Полеты только что закончились. Сегодня потерь в полку не было. Может, повезло, может сработало новшество. До темноты еще оставалось часа полтора. Кукушкин давал последние инструкции ведомому, старшему сержанту Чаплиеву, рыжеватому девятнадцатилетнему парнишке, два месяца как прибывшему в полк с пополнением. Они с этим Чаплиевым не раз барражировали над своим аэродромом, отрабатывая слаженность в исполнении маневров. Впрочем, не только с ним, но Чаплиев нравился ему своей дисциплинированностью, цепкостью и выносливостью. И стрелял он хорошо, правда, пока лишь по наземным мишеням.

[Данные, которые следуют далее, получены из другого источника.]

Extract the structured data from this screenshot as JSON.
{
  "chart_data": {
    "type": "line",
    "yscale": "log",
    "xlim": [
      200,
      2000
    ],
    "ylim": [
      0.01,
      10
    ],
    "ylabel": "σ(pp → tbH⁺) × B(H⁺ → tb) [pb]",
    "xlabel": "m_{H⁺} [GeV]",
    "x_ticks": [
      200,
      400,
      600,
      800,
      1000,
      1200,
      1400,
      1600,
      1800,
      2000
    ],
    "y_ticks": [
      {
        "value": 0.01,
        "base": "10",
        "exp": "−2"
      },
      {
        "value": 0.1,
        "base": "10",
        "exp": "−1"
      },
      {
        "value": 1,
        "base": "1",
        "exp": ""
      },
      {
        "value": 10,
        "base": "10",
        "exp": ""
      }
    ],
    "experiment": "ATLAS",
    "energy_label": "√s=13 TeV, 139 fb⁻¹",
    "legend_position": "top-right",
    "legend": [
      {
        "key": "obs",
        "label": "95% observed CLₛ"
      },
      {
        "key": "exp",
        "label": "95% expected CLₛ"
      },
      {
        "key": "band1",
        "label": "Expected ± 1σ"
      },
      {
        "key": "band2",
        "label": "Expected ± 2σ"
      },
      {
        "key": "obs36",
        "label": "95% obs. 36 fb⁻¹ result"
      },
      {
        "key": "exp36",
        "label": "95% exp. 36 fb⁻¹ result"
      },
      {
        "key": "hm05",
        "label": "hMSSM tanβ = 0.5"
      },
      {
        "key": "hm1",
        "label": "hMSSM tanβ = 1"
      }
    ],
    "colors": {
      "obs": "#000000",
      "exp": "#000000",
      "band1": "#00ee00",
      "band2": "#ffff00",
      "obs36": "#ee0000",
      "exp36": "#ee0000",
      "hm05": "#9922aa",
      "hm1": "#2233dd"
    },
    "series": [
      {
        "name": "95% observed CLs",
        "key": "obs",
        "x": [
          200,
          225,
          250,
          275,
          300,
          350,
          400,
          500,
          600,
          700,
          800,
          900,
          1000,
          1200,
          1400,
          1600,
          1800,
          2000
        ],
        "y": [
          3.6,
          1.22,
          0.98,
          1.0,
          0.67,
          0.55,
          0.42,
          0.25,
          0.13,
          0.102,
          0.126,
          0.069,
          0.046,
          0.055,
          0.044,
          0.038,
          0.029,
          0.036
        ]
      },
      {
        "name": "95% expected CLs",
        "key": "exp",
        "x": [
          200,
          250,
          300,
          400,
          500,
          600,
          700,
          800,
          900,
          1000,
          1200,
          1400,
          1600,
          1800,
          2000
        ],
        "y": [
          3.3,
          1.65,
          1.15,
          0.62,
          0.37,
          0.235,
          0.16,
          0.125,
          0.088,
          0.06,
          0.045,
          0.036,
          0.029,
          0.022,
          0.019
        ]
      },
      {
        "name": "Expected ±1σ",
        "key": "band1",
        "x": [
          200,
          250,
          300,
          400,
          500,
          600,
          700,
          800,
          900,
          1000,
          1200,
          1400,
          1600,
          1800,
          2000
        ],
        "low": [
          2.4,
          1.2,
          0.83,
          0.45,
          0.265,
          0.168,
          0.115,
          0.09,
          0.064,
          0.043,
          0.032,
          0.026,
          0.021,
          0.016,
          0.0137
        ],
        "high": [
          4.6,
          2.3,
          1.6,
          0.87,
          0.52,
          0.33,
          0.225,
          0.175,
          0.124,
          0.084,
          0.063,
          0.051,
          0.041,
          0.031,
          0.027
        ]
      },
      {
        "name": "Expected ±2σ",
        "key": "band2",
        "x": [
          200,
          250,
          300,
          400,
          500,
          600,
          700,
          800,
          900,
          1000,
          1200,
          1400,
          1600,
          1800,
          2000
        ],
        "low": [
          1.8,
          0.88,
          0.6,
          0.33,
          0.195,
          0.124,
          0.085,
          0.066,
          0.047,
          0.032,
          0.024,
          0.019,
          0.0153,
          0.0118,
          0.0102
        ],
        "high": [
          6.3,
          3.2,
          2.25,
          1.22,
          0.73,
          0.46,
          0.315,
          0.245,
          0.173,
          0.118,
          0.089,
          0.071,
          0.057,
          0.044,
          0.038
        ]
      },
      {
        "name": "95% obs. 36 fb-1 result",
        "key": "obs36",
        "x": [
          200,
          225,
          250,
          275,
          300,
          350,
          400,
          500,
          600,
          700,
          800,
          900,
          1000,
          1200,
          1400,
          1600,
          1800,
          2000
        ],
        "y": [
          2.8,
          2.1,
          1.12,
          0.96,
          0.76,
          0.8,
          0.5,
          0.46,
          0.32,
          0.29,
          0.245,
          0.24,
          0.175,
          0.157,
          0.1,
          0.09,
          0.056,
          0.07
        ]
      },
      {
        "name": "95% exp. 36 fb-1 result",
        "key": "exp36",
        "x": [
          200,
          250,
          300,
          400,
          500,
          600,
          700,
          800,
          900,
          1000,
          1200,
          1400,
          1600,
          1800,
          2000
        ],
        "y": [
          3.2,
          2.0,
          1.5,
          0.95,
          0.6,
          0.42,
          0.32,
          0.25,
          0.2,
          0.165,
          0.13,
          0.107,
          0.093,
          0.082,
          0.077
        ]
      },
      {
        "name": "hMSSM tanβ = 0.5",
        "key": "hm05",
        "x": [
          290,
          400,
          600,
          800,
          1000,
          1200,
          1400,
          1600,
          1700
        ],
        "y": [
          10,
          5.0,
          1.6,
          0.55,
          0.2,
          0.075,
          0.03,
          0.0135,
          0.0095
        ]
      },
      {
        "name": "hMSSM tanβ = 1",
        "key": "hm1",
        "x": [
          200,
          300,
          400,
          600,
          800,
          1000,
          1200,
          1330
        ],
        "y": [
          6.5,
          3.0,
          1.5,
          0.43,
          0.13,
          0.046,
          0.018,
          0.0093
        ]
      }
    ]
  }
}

— Значит, так, сержант, — говорил Кукушкин своим занудливым голосом. — От меня ни на шаг, никаким соблазнам не поддаваться, следить за воздухом и обо всем докладывать мне соответствующим образом!
— Так точно, товарищ полковник! — отчеканил Чаплиев, глядя на Кукушкина преданными рыжеватыми глазами.
— Тогда по коням.
Этот вылет должен быть свободной охотой, в журнале полетов, однако, он будет отмечен как тренировочный полет в прифронтовую зону — все для того же начальства.
Кукушкин и на этот раз пошел к Вязьме. Но они еще не пересекли линию фронта, как заметили девятку «юнкерсов», возвращавшихся с бомбежки наших тылов. И самое удивительное — без прикрытия. То ли немцы рассчитывали на притупление бдительности русских по причине приближающейся ночи, то ли прикрытие ушло на свои аэродромы, израсходовав горючее.
Немцы летели на высоте двух километров. Кукушкин с Чаплиевым шли на полкилометра ниже. Кукушкин решил атаковать снизу.
«Юнкерсы» быстро наплывали в перекрестие прицела, росли, все более заслоняя небо. Оба «Яка» лезли вверх по пологой кривой, немцы, судя по всему, их еще не заметили на фоне бело-темных пятен земли. Когда осталось метров двести, Кукушкин выровнял самолет, откинул предохранительную скобу и нажал на гашетку. Дымные струи вырвались с боков фюзеляжа, дрожь сотрясла его корпус, — и Кукушкин увидел, как разлетается плексиглас кабины последнего «юнкерса», тут же слегка сработал штурвалом на себя, снова задрал нос, опять нажал на гашетку, как только второй самолет ввалился в перекрестие прицела.